Il partito unico dei cattolici oggi è impossibile perché non esiste più il monolite del cattolicesimo romano, ma, nonostante la Chiesa istituzionale si muova in senso contrario, esiste un “cattolicesimo liquido”, per usare un aggettivo caro a Zygmunt Bauman, plurale e con diverse sensibilità ai limiti dello “scisma sommerso” evocato da Pietro Prini. Il partito unico era il percorso più naturale in politica per una “cattolicità solida”, oggi per come conosciamo il mondo cattolico il modello del partito unico non è più proponibile.

La strada allora è quella di ripensare la presenza politica dei cattolici, una presenza che va ripensata alla luce del grande dibattito che inevitabilmente animerà la Chiesa cattolica nei prossimi anni.

I cattolici dovranno fare i conti con la pluralità, non solo della società ma anche del mondo cattolico. Ecco perché più che di cattolici bisognerà parlare di cristiani, per includere le diverse sensibilità, le legittime diversità ed aprirsi a livello ecumenico.

Perché i cristiani ritornino alla politica, perché riescano a tornare “lievito” per usare un’immagine evangelica, i cristiani dovranno tornare all’essenzialità liberante del messaggio evangelico. Forse negli ultimi anni si è prestato più attenzione a documenti o a note, oggi bisogna tornare senza esitazione al Vangelo. Non c’è manifesto o documento programmatico che tenga di fronte al Vangelo, e la presenza dei cristiani in politica non può prescindere da esso.

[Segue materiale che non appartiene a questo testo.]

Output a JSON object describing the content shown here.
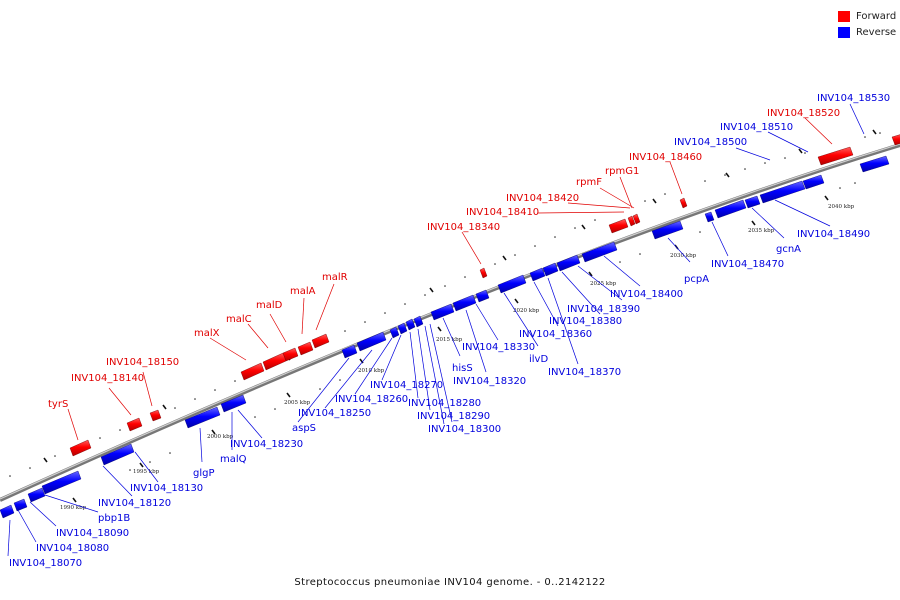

La presenza cristiana in politica non riparte dalle alchimie politiche, ma alla luce del Vangelo e concretamente, ad esempio, da una scelta fondamentale per i poveri. I poveri nella Sacra Scrittura sono gli oppressi, i curvati, secondo un termine ebraico che è entrato a far parte della spiritualità cristiana. I poveri sono gli anawîm, i sottoposti, nei confronti dei quali Dio si curva, diventa il misericordioso perchè volge lo sguardo ai miseri. L’opposto dei poveri nella Bibbia non sono i ricchi, ma i potenti, quei potenti che, nel Magnificat, “vengono rovesciati dai loro troni”.

Ecco, il posto dei cristiani nella politica e nella società è accanto ai poveri, chinati su ogni forma di povertà umana. E questa non è anti politica, e nemmeno criptosocialismo. E’ solamente Vangelo.